Justicia muda

El 16 de noviembre pasado Cirila Baltazar Cruz, de 34 años de edad, llegó a un hospital en Biloxi, Mississippi, a punto de dar a luz. Dos días después, antes de darla de alta, trabajadores sociales le quitaron a su bebita.

La mujer, indígena oaxaqueña de la comunidad chatina, no supo que estaba siendo acusada de negligencia infantil: Cirila no habla inglés, no habla español, y durante su estancia en el hospital nunca le proporcionaron un intérprete en su lengua, el chatino.

La migración de integrantes de comunidades indígenas mexicanas hacia Estados Unidos no es nueva. Desde hace más de dos décadas indígenas mixtecos y zapotecos procedentes de Oaxaca han buscado mejorar la calidad de vida de sus familias yéndose hacia el país vecino para trabajar en el campo, en la construcción, en la costura o en el sector servicios.

Además del estar en un país nuevo, de no contar con documentos, de no hablar inglés y en ocasiones de no conocer a nadie, estos migrantes se enfrentan con una barrera adicional: muchos de ellos no hablan español, sino sólo la lengua de origen en sus comunidades.

Este problema se vuelve particularmente importante cuando alguno de estos indígenas es detenido o acusado de algún delito.

Cuando de alguna manera dan a entender que son originarios de México, es común que las autoridades den por hecho que el acusado habla español.
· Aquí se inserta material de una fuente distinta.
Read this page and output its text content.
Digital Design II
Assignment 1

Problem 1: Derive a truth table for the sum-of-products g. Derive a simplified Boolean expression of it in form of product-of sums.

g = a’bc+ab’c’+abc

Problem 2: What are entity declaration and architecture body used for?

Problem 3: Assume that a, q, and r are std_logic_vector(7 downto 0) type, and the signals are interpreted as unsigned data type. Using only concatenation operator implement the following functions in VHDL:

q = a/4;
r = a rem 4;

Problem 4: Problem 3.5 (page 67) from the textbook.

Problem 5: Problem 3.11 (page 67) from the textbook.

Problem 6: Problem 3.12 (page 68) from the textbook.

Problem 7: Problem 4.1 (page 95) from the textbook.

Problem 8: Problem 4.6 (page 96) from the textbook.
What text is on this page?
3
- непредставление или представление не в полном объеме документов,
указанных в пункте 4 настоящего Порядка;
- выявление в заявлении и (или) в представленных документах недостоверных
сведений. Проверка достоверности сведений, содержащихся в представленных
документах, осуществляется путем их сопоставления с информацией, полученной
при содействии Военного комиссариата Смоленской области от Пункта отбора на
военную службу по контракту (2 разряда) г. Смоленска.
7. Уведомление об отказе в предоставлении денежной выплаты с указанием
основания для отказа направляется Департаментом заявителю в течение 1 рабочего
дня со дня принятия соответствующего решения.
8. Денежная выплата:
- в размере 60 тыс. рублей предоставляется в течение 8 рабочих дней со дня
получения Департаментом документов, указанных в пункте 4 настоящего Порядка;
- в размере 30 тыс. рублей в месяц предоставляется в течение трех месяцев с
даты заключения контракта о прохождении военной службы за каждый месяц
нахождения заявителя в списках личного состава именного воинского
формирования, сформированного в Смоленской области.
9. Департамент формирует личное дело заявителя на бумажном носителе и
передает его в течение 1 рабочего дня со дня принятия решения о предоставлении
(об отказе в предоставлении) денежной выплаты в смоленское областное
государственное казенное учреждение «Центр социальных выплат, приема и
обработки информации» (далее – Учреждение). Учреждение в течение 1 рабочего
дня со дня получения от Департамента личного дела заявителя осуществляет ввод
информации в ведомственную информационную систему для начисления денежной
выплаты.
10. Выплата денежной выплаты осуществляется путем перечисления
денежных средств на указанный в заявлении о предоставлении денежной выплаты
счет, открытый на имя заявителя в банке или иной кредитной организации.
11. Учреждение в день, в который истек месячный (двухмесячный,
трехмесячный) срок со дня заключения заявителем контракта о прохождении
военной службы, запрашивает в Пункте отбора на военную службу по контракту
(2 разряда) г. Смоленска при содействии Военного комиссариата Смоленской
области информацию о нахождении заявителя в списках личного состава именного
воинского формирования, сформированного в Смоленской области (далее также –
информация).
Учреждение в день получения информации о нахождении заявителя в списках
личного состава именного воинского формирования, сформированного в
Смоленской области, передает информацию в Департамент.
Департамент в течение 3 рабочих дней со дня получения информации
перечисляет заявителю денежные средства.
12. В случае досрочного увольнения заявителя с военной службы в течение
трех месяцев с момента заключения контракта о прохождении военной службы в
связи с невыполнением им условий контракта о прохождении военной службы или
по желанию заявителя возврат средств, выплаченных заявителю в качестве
Cuando éste intenta explicar que no entiende, se interpreta como falta de cooperación, o más aún, como evidencia de culpabilidad. En los casos en los que el involucrado entiende algo de español, se le asigna un intérprete en este idioma, pero no siempre la interpretación es correcta.

Este fue el caso de Cirila.

La persona que atendió a esta mujer en el hospital conversó con ella en español y realizó un reporte. En él asentó cuatro cargos: que Cirila tenía sexo con su casero a cambio de albergue; que pensaba dar en adopción a su hija; que había sido abandonada por su esposo, y que era una inmigrante ilegal. Hoy Cirila enfrenta un proceso ante una corte para evitar que le sean retirados los derechos de custodia sobre su hija, quien podría ser ofrecida en adopción.

Yolanda Cruz, cineasta e intérprete de lengua chatina que vive en Los Ángeles, ha sido la tabla de salvación para Cirila. Gracias al apoyo que Yolanda ha brindado desde esta ciudad durante las comparecencias de su paisana en la corte de Mississipi –la interpretación se hace vía telefónica-, Cirila ha podido aclarar un par de cosas que ella no dijo: su casero sí le da albergue, pero a cambio de su trabajo en un restaurante, y nunca ha pasado por su mente dar a su hija en adopción.

Durante los últimos 25 años, con la llegada de indígenas mixtecos y zapotecos a estados como California, se han construido redes de intérpretes que apoyan a quienes hablan estas lenguas para enfrentar asuntos oficiales, médicos o jurídicos. Sin embargo a partir de la entrada en vigor del Tratado de Libre Comercio de América del Norte (TLCAN), otras comunidades que no migraban internacionalmente empezaron a cruzar la frontera norte.

Del año 2000 a la fecha indígenas triquis, tzeltales, tzotziles, mayas y popolacas, por nombrar algunos entre cuya tradición no figuraba la práctica de la migración, han llegado a buscar suerte en Estados Unidos. Debido a lo reciente de esta migración, no existen los elementos para ayudarlos a comunicarse, para darles voz.

El asunto es que en México tampoco les va mejor. Se cuentan por cientos los indígenas presos en las cárceles mexicanas esperando un juicio o cumpliendo una condena injusta por no contar con intérpretes que les ayuden en su defensa. Los propios gobiernos mexicanos se niegan a aceptar la diversidad étnica del país, y para estos indígenas sin voz, la justicia se vuelve muda.

En el caso de Cirila, gracias a que tuvo la suerte de encontrar a una paisana suya del otro lado del país, existe una esperanza de que pueda recuperar a su hija, de que la justicia le dé voz. Lamentablemente para la mayoría de los indígenas en una situación similar, parece no haber esperanza.

 

*Publicado en Migrantes, de El Universal.